Ex-BoA Broker Sihpol Indicted in Scandal

April 5, 2004 (PLANSPONSOR.com) - An ex-Bank of America broker who was the first to be arrested in the ongoing state of New York mutual fund trading probe has been indicted for allowing a hedge fund to carry out numerous late-trading transactions.

A New York State Supreme Court grand jury on Monday indicted Theodore Sihpol III, on 40 counts of fraud, grand larceny and falsifying statements, according to news reports. He recruited the fund, Canary Capital Partners, to be a Bank of America client, according to New York Attorney General Eliot Spitzer’s 25-page  indictment . Canary has been at the center of the probe since it became public last fall.
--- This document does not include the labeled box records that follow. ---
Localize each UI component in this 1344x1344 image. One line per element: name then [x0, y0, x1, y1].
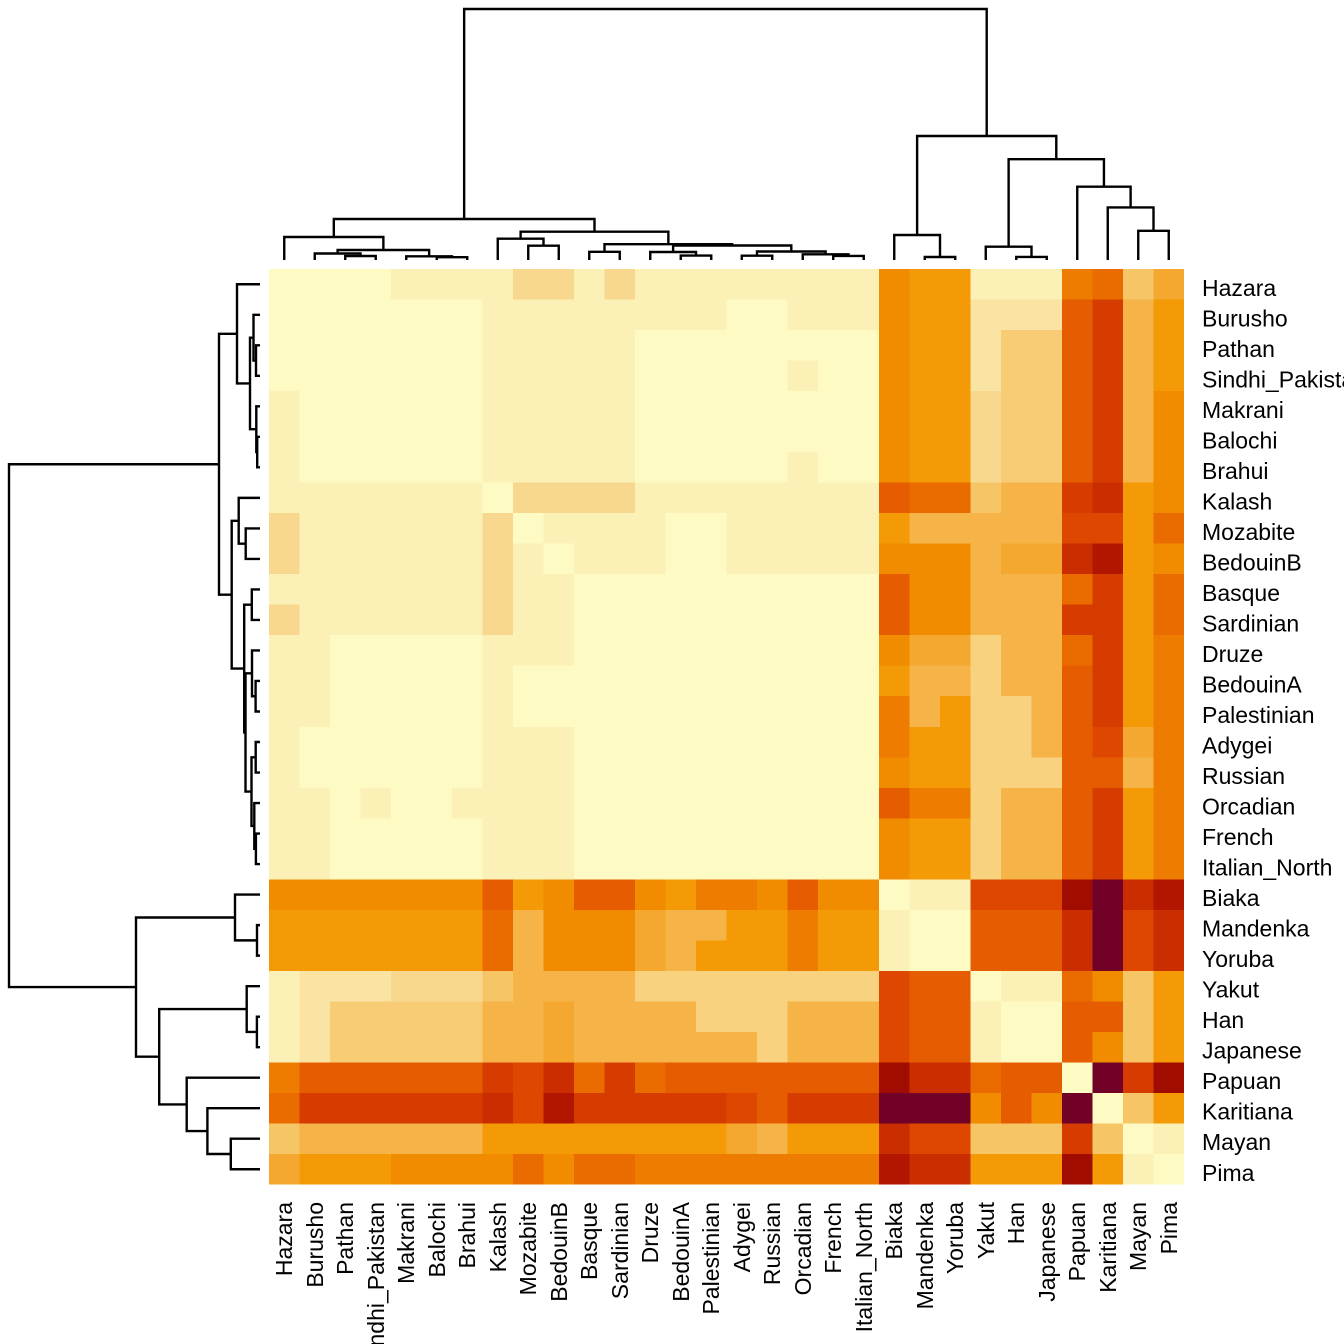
svg-text:Italian_North: Italian_North [851, 1202, 877, 1332]
svg-text:Adygei: Adygei [729, 1202, 755, 1272]
svg-text:Basque: Basque [576, 1202, 602, 1280]
svg-text:BedouinB: BedouinB [1202, 549, 1302, 575]
svg-text:Balochi: Balochi [424, 1202, 450, 1277]
svg-text:Sindhi_Pakistan: Sindhi_Pakistan [363, 1202, 389, 1344]
svg-text:Karitiana: Karitiana [1095, 1202, 1121, 1293]
svg-text:Mandenka: Mandenka [1202, 916, 1310, 942]
svg-text:Japanese: Japanese [1202, 1038, 1302, 1064]
svg-text:Pathan: Pathan [1202, 336, 1275, 362]
svg-text:Sardinian: Sardinian [607, 1202, 633, 1299]
svg-text:Yakut: Yakut [1202, 977, 1260, 1003]
svg-text:French: French [820, 1202, 846, 1274]
svg-text:Han: Han [1202, 1007, 1244, 1033]
svg-text:Burusho: Burusho [1202, 305, 1288, 331]
svg-text:Yoruba: Yoruba [942, 1202, 968, 1274]
svg-text:Basque: Basque [1202, 580, 1280, 606]
svg-text:French: French [1202, 824, 1274, 850]
svg-text:Brahui: Brahui [1202, 458, 1268, 484]
svg-text:Orcadian: Orcadian [790, 1202, 816, 1295]
svg-text:Yoruba: Yoruba [1202, 946, 1274, 972]
svg-text:Kalash: Kalash [485, 1202, 511, 1272]
svg-text:Pima: Pima [1156, 1202, 1182, 1255]
svg-text:Hazara: Hazara [1202, 275, 1276, 301]
svg-text:Palestinian: Palestinian [698, 1202, 724, 1315]
svg-text:Mayan: Mayan [1125, 1202, 1151, 1271]
svg-text:Yakut: Yakut [973, 1201, 999, 1259]
svg-text:Mozabite: Mozabite [1202, 519, 1295, 545]
svg-text:Druze: Druze [1202, 641, 1263, 667]
svg-text:Makrani: Makrani [1202, 397, 1284, 423]
svg-text:Adygei: Adygei [1202, 733, 1272, 759]
svg-text:Russian: Russian [1202, 763, 1285, 789]
svg-text:Karitiana: Karitiana [1202, 1099, 1293, 1125]
svg-text:Mandenka: Mandenka [912, 1202, 938, 1310]
svg-text:Pima: Pima [1202, 1160, 1255, 1186]
svg-text:Brahui: Brahui [454, 1202, 480, 1268]
svg-text:Papuan: Papuan [1202, 1068, 1281, 1094]
svg-text:Russian: Russian [759, 1202, 785, 1285]
svg-text:Mozabite: Mozabite [515, 1202, 541, 1295]
svg-text:Sardinian: Sardinian [1202, 610, 1299, 636]
svg-text:Italian_North: Italian_North [1202, 855, 1332, 881]
svg-text:BedouinA: BedouinA [668, 1201, 694, 1301]
svg-text:Mayan: Mayan [1202, 1129, 1271, 1155]
svg-text:BedouinB: BedouinB [546, 1202, 572, 1302]
svg-text:Japanese: Japanese [1034, 1202, 1060, 1302]
svg-text:Hazara: Hazara [271, 1202, 297, 1276]
svg-text:Sindhi_Pakistan: Sindhi_Pakistan [1202, 366, 1344, 392]
svg-text:Palestinian: Palestinian [1202, 702, 1315, 728]
svg-text:Biaka: Biaka [1202, 885, 1260, 911]
svg-text:Burusho: Burusho [302, 1202, 328, 1288]
svg-text:Pathan: Pathan [332, 1202, 358, 1275]
svg-text:Kalash: Kalash [1202, 488, 1272, 514]
svg-text:Orcadian: Orcadian [1202, 794, 1295, 820]
svg-text:Druze: Druze [637, 1202, 663, 1263]
svg-text:Han: Han [1003, 1202, 1029, 1244]
svg-text:BedouinA: BedouinA [1202, 672, 1302, 698]
svg-text:Makrani: Makrani [393, 1202, 419, 1284]
svg-text:Balochi: Balochi [1202, 427, 1277, 453]
svg-text:Biaka: Biaka [881, 1202, 907, 1260]
svg-text:Papuan: Papuan [1064, 1202, 1090, 1281]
Sihpol was taken into custody in mid-September and accused of participating in the theft of funds run by Bank of America’s Nations Fund Trust by letting Canary place post-close trades in New York, when mutual funds are valued for the day. That let the hedge fund profit from market-moving information as much as 24 hours before the shares were valued again – the process known as late trading.

Last month, Charlotte, North Carolina-based Bank of America Corp. agreed to pay $375 million to settle allegations that the bank’s executives allowed improper fund trading (See  BofA, Fleet Near Settlement With SEC, Spitzer ).
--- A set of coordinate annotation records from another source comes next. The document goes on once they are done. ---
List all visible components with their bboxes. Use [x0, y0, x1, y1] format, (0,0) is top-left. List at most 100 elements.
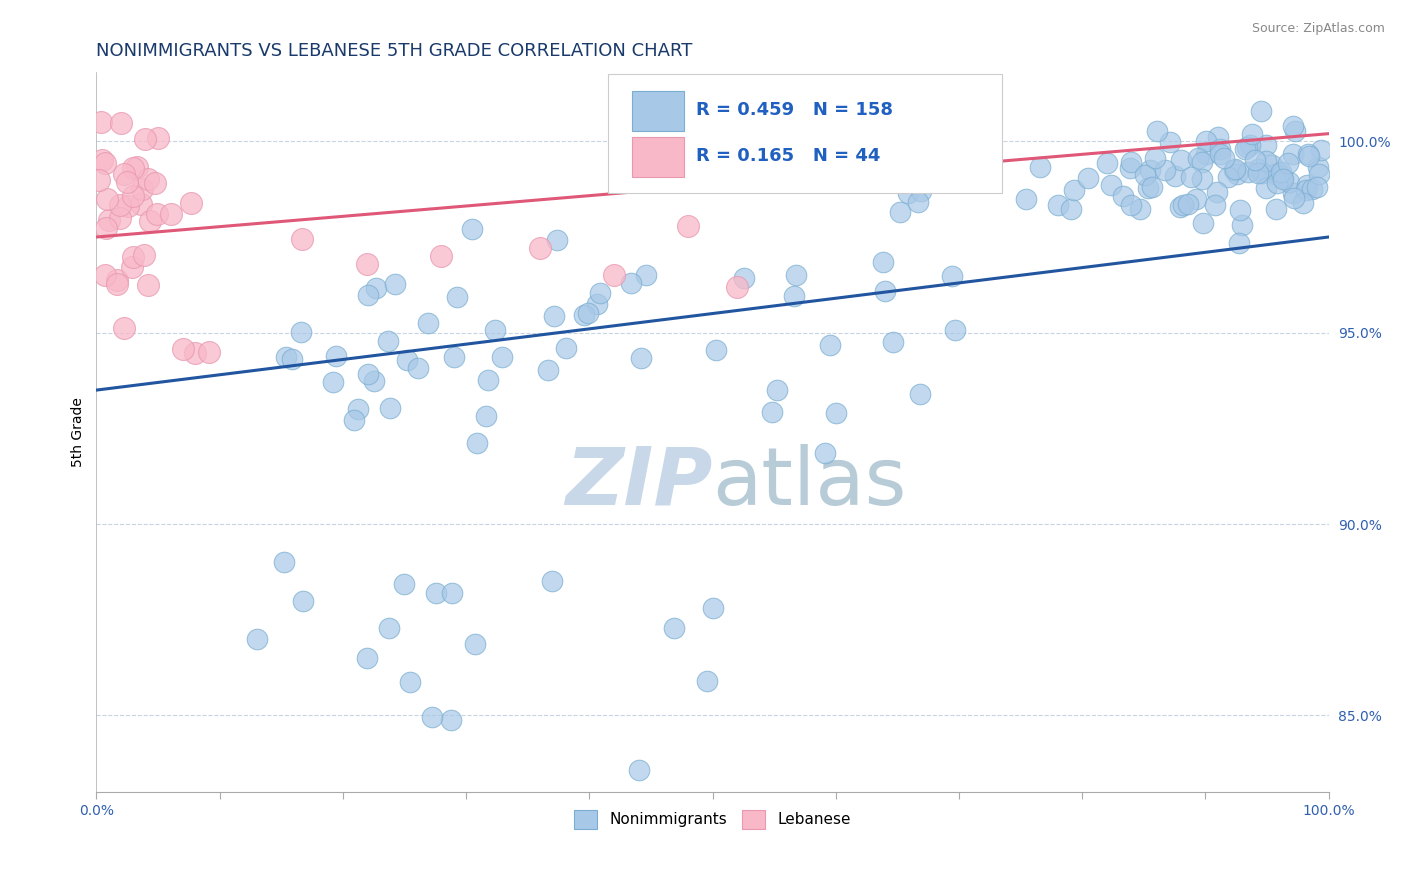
Point — [1195, 147, 1218, 161]
Point — [291, 232, 314, 246]
FancyBboxPatch shape — [607, 74, 1002, 193]
Point — [1301, 182, 1323, 196]
Point — [1191, 155, 1213, 169]
Point — [1250, 104, 1272, 119]
Text: NONIMMIGRANTS VS LEBANESE 5TH GRADE CORRELATION CHART: NONIMMIGRANTS VS LEBANESE 5TH GRADE CORR… — [97, 42, 693, 60]
Point — [1247, 166, 1270, 180]
Point — [131, 182, 153, 196]
Point — [384, 277, 406, 291]
Point — [782, 289, 804, 303]
Point — [1170, 153, 1192, 167]
Point — [1254, 138, 1277, 153]
Point — [1206, 129, 1229, 144]
Point — [1277, 155, 1299, 169]
Point — [290, 326, 312, 340]
Point — [1229, 202, 1251, 217]
Point — [1278, 175, 1301, 189]
Point — [1063, 183, 1085, 197]
Point — [1284, 124, 1306, 138]
Point — [1282, 186, 1305, 200]
Point — [122, 250, 145, 264]
Point — [555, 341, 578, 355]
Point — [357, 288, 380, 302]
Legend: Nonimmigrants, Lebanese: Nonimmigrants, Lebanese — [568, 804, 858, 835]
Point — [1209, 142, 1232, 156]
Point — [378, 621, 401, 635]
Point — [1129, 202, 1152, 216]
Point — [1046, 198, 1069, 212]
Point — [94, 268, 117, 283]
Point — [1205, 186, 1227, 200]
Point — [529, 242, 551, 256]
Y-axis label: 5th Grade: 5th Grade — [72, 397, 86, 467]
Point — [274, 350, 297, 364]
Point — [115, 175, 138, 189]
Point — [347, 401, 370, 416]
Point — [1292, 195, 1315, 210]
Point — [467, 435, 489, 450]
Point — [572, 309, 595, 323]
Point — [105, 277, 128, 291]
Point — [363, 374, 385, 388]
Point — [733, 270, 755, 285]
Point — [446, 290, 468, 304]
Point — [110, 116, 132, 130]
Point — [630, 351, 652, 366]
Point — [1144, 151, 1167, 165]
Point — [1226, 167, 1249, 181]
Point — [1261, 157, 1284, 171]
Point — [882, 335, 904, 350]
Point — [1270, 165, 1292, 179]
Point — [1298, 147, 1320, 161]
Point — [136, 172, 159, 186]
Point — [1241, 127, 1264, 141]
FancyBboxPatch shape — [633, 137, 685, 178]
Point — [1154, 163, 1177, 178]
Point — [1180, 169, 1202, 184]
Point — [761, 405, 783, 419]
Point — [430, 249, 453, 263]
Point — [484, 322, 506, 336]
Point — [541, 574, 564, 589]
Point — [1232, 218, 1254, 232]
Point — [356, 257, 378, 271]
Point — [475, 409, 498, 423]
Point — [910, 184, 932, 198]
Point — [392, 577, 415, 591]
Point — [1146, 124, 1168, 138]
Point — [875, 284, 897, 298]
Text: R = 0.459   N = 158: R = 0.459 N = 158 — [696, 101, 893, 119]
Point — [121, 260, 143, 275]
Point — [1119, 198, 1142, 212]
Point — [443, 350, 465, 364]
Point — [1168, 200, 1191, 214]
Point — [1298, 149, 1320, 163]
Point — [107, 273, 129, 287]
Point — [292, 594, 315, 608]
Point — [1236, 140, 1258, 154]
Point — [1060, 202, 1083, 216]
Point — [395, 353, 418, 368]
Point — [1265, 176, 1288, 190]
Text: ZIP: ZIP — [565, 443, 713, 522]
Point — [132, 248, 155, 262]
Point — [406, 360, 429, 375]
Point — [576, 306, 599, 320]
Point — [377, 334, 399, 348]
Point — [1029, 160, 1052, 174]
Point — [1119, 161, 1142, 176]
Point — [1184, 192, 1206, 206]
Point — [1223, 163, 1246, 178]
Point — [1254, 153, 1277, 168]
Point — [1306, 160, 1329, 174]
Point — [356, 651, 378, 665]
Point — [94, 156, 117, 170]
Point — [765, 384, 787, 398]
Point — [1267, 166, 1289, 180]
Point — [907, 194, 929, 209]
Point — [725, 279, 748, 293]
Point — [1204, 198, 1226, 212]
Point — [1208, 146, 1230, 161]
Point — [420, 710, 443, 724]
Point — [1194, 134, 1216, 148]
Sihpol, who stepped down from his Bank of America post a few days before he was arrested, was released on $750,000 bail. Sihpol will be arraigned in state Supreme Court on April 21.
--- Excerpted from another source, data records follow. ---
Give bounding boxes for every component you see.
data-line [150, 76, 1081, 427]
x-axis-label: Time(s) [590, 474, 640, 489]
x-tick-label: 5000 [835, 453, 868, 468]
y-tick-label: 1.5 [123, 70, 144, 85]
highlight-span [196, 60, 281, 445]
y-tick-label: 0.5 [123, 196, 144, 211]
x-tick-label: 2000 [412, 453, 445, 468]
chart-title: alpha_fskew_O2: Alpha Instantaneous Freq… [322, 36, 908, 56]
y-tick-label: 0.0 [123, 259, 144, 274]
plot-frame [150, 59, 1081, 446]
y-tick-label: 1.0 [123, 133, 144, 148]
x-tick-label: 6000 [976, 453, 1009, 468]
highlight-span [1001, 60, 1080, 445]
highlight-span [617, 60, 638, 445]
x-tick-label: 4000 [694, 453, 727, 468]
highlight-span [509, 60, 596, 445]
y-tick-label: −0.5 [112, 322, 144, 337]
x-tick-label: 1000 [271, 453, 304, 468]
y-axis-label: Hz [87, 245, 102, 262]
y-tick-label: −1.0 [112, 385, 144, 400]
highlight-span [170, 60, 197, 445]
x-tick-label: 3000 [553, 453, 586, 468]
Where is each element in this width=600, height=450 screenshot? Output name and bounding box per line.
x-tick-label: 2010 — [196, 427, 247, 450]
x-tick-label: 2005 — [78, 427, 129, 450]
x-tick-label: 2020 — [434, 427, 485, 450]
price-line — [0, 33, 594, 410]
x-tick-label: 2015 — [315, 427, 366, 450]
Sihpol started to cultivate Edward Stern, the managing principal of Secaucus New Jersey-based Canary Capital, as a client in an April 2001 visit to the hedge fund’s headquarters, according to Spitzer’s September suit against Canary. Stern asked Sihpol if the bank would allow the fund to time trades and provide financing and clearing services, Spitzer’s suit alleges.